Mais selon Arash, un autre acteur avait tout intérêt à une escalade : Benjamin Netanyahou, le premier ministre israélien. Depuis octobre dernier, les bombardements israéliens à Gaza ont tué près de 33 000 Palestiniens. « La responsabilité est partagée, mais Netanyahou veut bien plus de cette guerre que le leadership iranien, pour sa survie politique et pour la survie de sa coalition ». La veille de la riposte iranienne, Jean-Luc Mélenchon avertissait sur les risques d’une guerre totale dans laquelle nous entraînerait le premier ministre israelien en continuant son nettoyage ethnique à Gaza, ses incursions coloniales en Cisjordanie et ses agressions continuels au Liban. « Nous pouvons prévoir chaque étape de l’escalade en cours. L’Iran répliquera, comme c’est une évidence. Quel pays peut accepter de voir ses responsables assassinés dans une ambassade par un autre pays qui, à cette occasion, n’hésite pas de surcroît à violer la frontière de son voisin ? Quel pays ? Aucun. », analyse le fondateur de La France Insoumise dans un billet de blog publié le 13 avril. L’ancien ministre des affaires étrangères de François Mitterrand, Hubert Védrine, à établit le même constat sur le plateau de BFMTV suivant la riposte iranienne. « Israël a rasé le consulat iranien à Damas, il faut que vous le disiez ça ! » estimant que les autorités israéliennes se sont préparées en conséquence et que cette réaction iranienne n’a pas dépassé pas ce à quoi Israël devait s’attendre. Dans la phase qui s’ouvre désormais, la plupart des dirigeants occidentaux, conscients des conséquences incommensurables d’une escalade si Israël décidait de répliquer à cette riposte iranienne, ont appelé à la retenue.
La France doit donc clairement écarter tout soutien à une riposte israélienne si Netanyahou la décidait, en contradiction avec les préconisations internationales.
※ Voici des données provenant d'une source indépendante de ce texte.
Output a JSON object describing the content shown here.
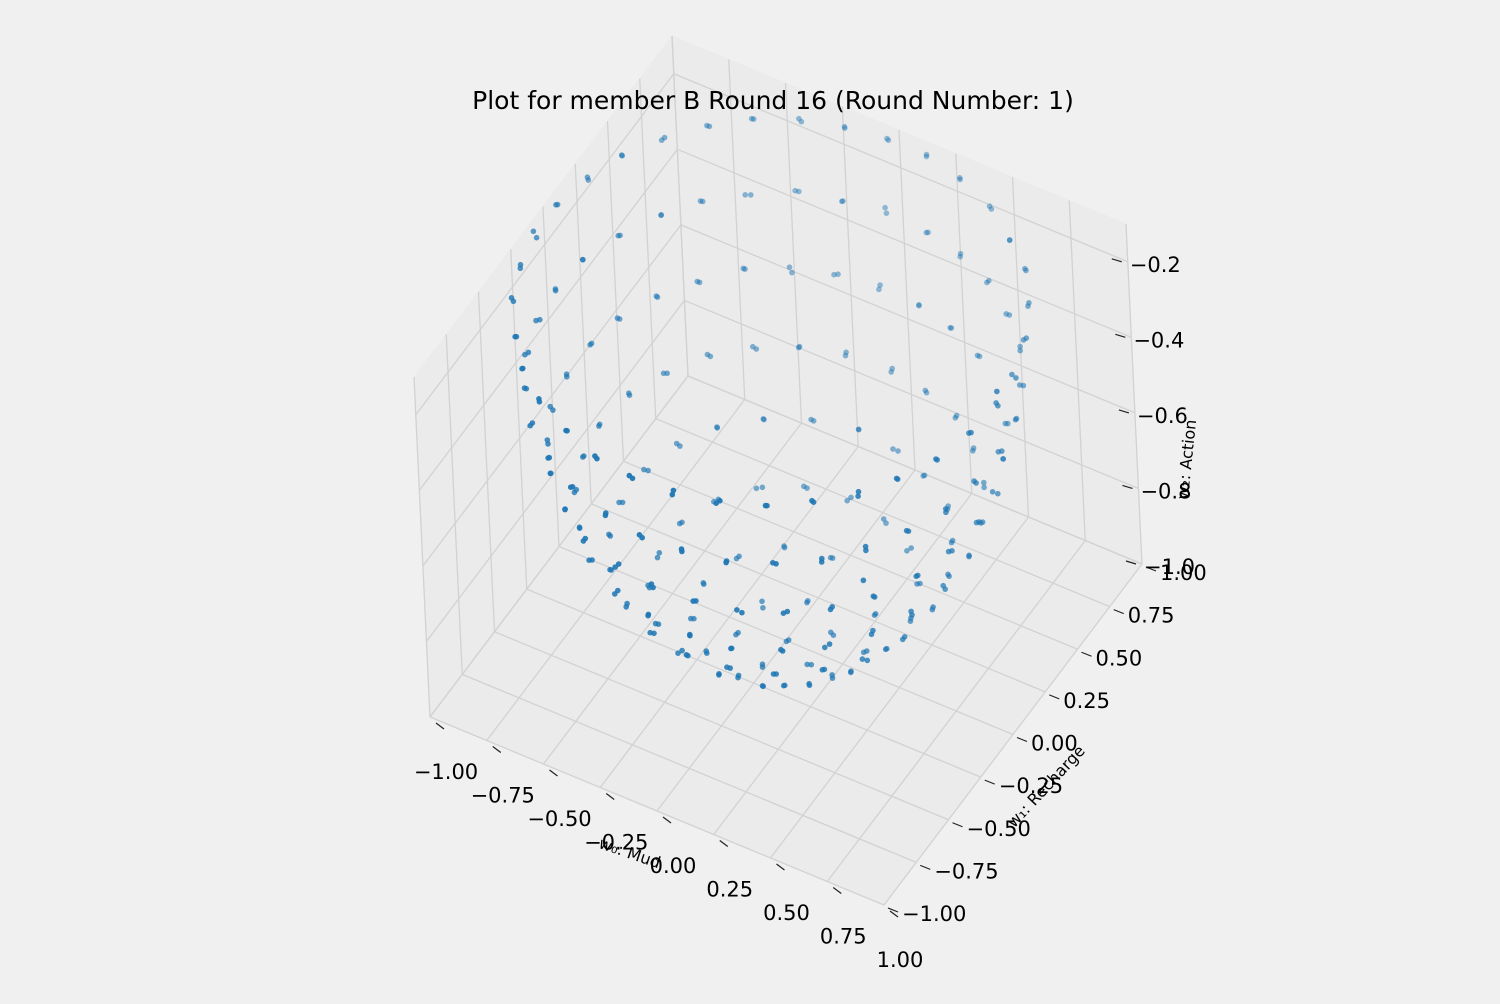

Et rien n’est acquis sur ce point, au contraire, tant on constate un affaiblissement de cette position dans le champ politique. Netanyahou a mis tout le monde devant le fait accompli en bombardant l’ambassade d’Iran, et chaque acteur sur place le voulant bien s’est retrouvé pris dans l’engrenage. Ainsi la marine française a participé dans la nuit du 13 avril aux opérations de défense d’Israël. Nous en avons été informés par… le gouvernement de Netanyahou, sans que le Parlement soit consulté ou même averti de quoi que ce soit. Les députés la France Insoumise de la commission de la défense, Bastien Lachaud et Aurélien Saintoul, ont demandé des explications au président de la commission ainsi qu’une audition en urgence du Ministre des Armées, Sébastien Lecornu.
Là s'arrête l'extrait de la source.